Kate nodded, standing on pristine grass exactly where once a gory corpse had sprawled. She looked carefully back at the duplex. With the body in place, none of the photographs and drawings made at the scene had been from this exact perspective. April was killed in full view of her own family’s kitchen window and at clear viewing angles from bedroom and kitchen windows of both units.

If Daniel Shuster’s alibi was now in question, she mused, where had he actually been? Where had the Haydens been?

“What I can’t figure,” Agatha said, “is with me livin’ just there”—she pointed beyond the ficus trees with her cane—“why didn’t I hear a thing? Nobody did. Wouldn’t the youngster scream?”

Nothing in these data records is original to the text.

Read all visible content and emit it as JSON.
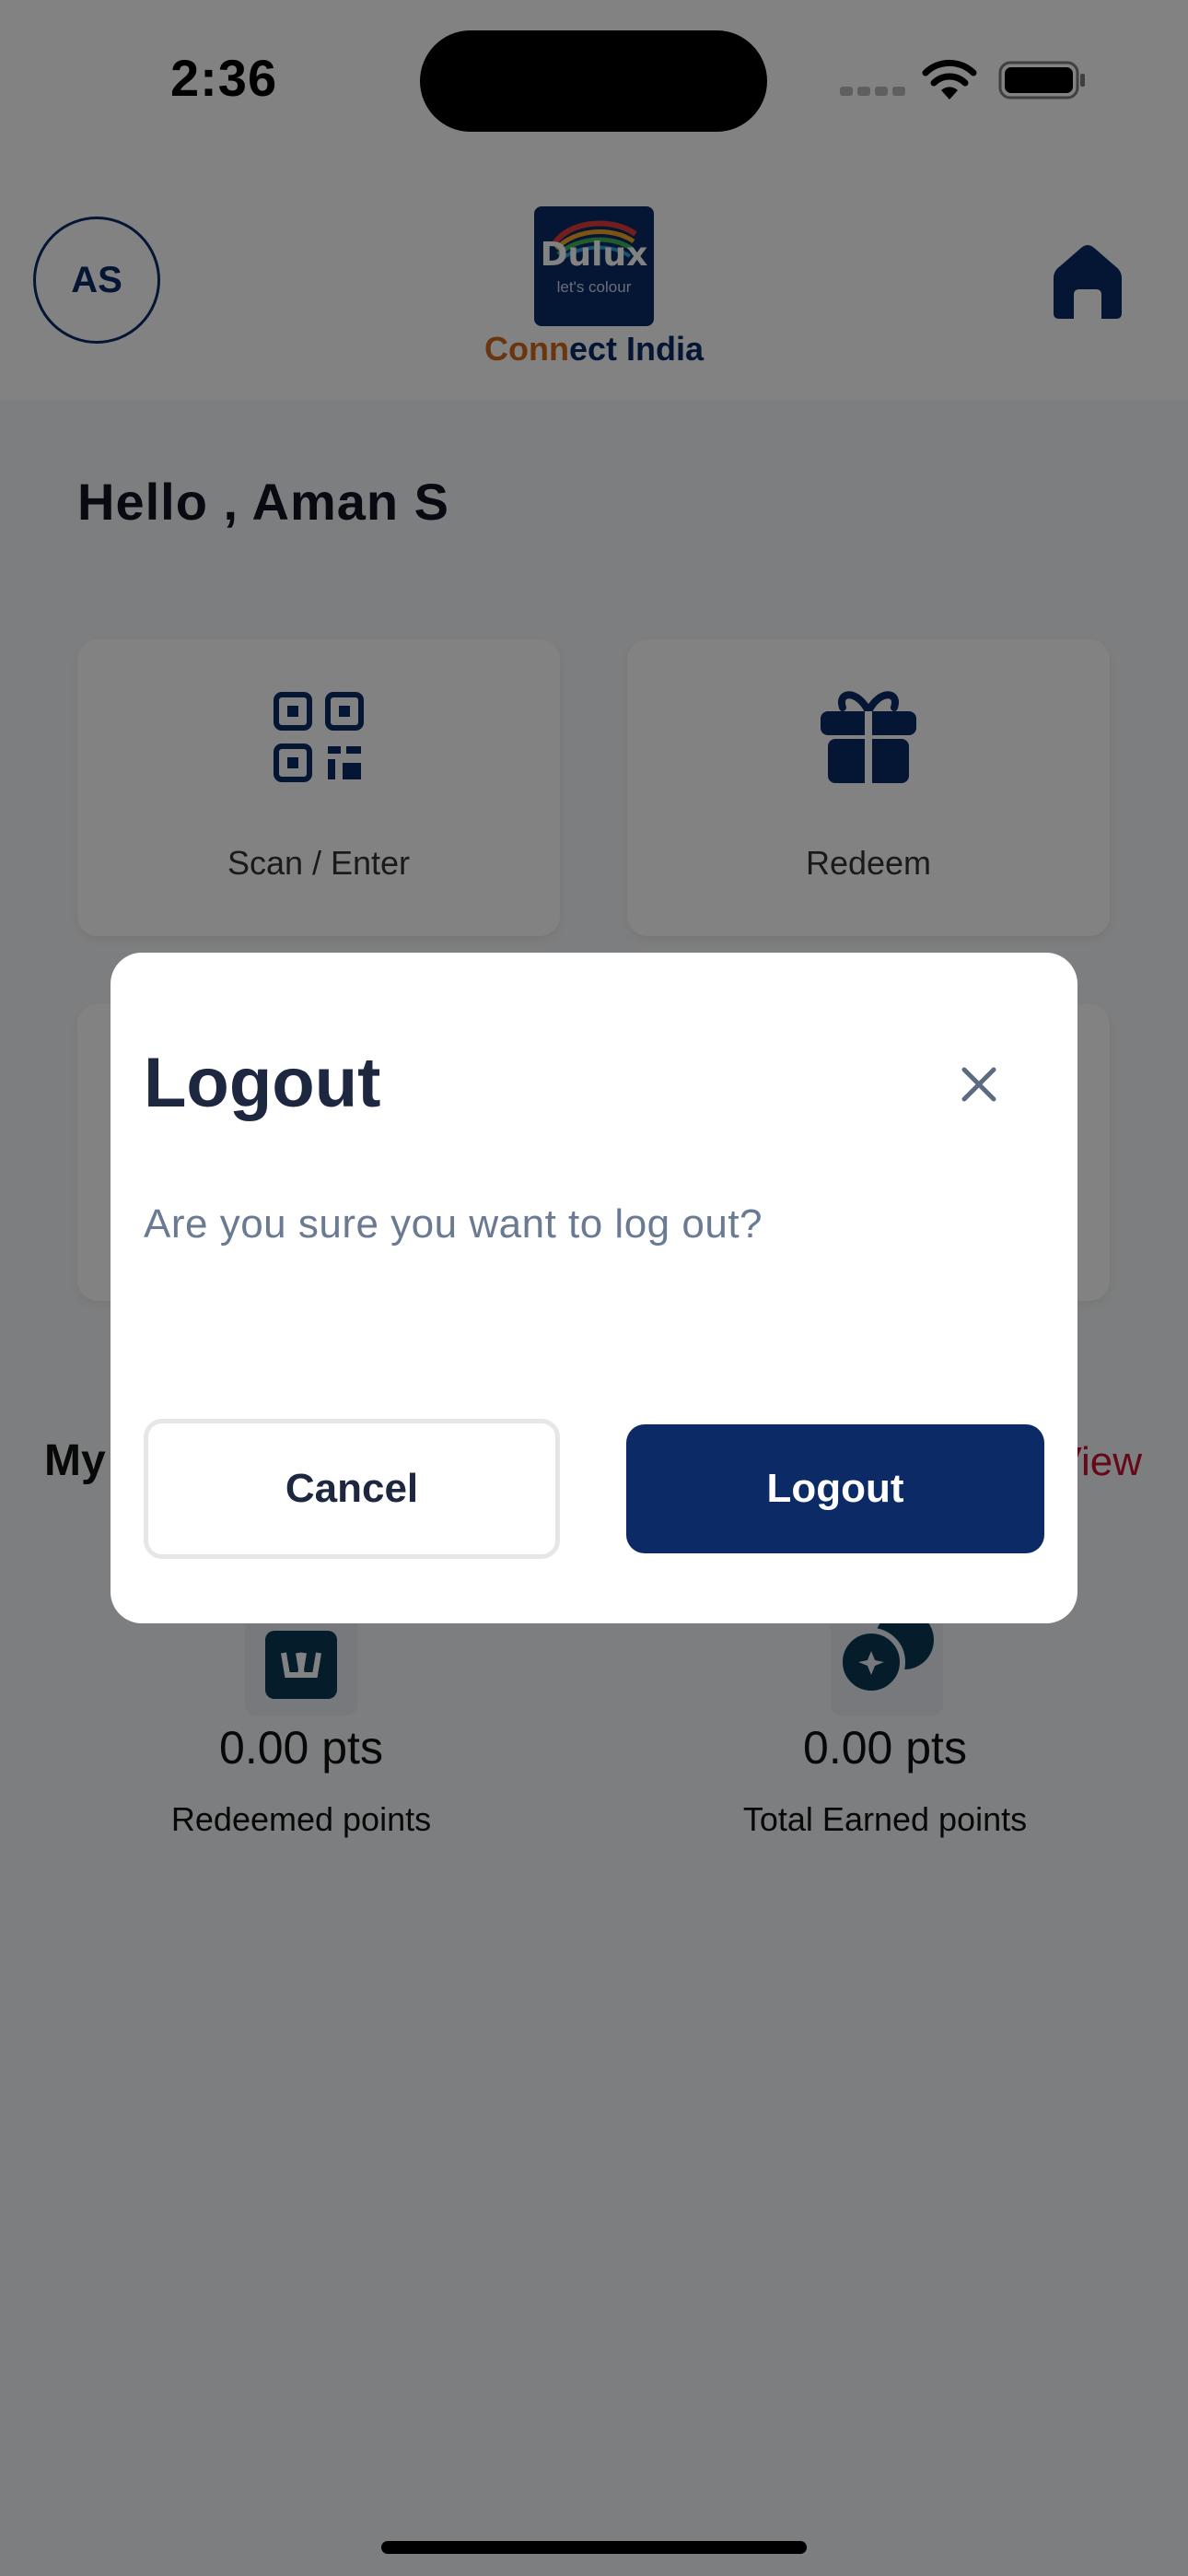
{
  "status_bar": {
    "time": "2:36"
  },
  "header": {
    "avatar_initials": "AS",
    "logo": {
      "brand": "Dulux",
      "tagline": "let's colour",
      "connect_part1": "Conn",
      "connect_part2": "ect India"
    },
    "home_icon": "home-icon"
  },
  "main": {
    "greeting": "Hello , Aman S",
    "tiles": [
      {
        "label": "Scan / Enter",
        "icon": "qr-code-icon"
      },
      {
        "label": "Redeem",
        "icon": "gift-icon"
      }
    ],
    "section_title": "My",
    "section_link": "View",
    "stats": [
      {
        "value": "0.00 pts",
        "label": "Redeemed points",
        "icon": "shop-icon"
      },
      {
        "value": "0.00 pts",
        "label": "Total Earned points",
        "icon": "coins-icon"
      }
    ]
  },
  "modal": {
    "title": "Logout",
    "message": "Are you sure you want to log out?",
    "cancel_label": "Cancel",
    "confirm_label": "Logout",
    "close_icon": "close-icon"
  },
  "colors": {
    "primary": "#0b2a66",
    "accent": "#c8102e",
    "orange": "#d2691e"
  }
}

“The theory is she was incapacitated by the first blow.” She did not mention the other theory, that April had been rendered mute with horror at the source and ferocity of the attack.

“Thank you, Agatha,” Kate said quietly, and gestured that she was ready to head back inside. “I think I’ve seen enough for now.”

“Glad to do it. I’m thinkin’ I’ll stay awhile and let Peaches run off some a’ that energy.” She nodded at Kate. “You just let yourself out.” Her face softened. “Comin’ here again after all this time…You just do your best to find some peace with yourself.”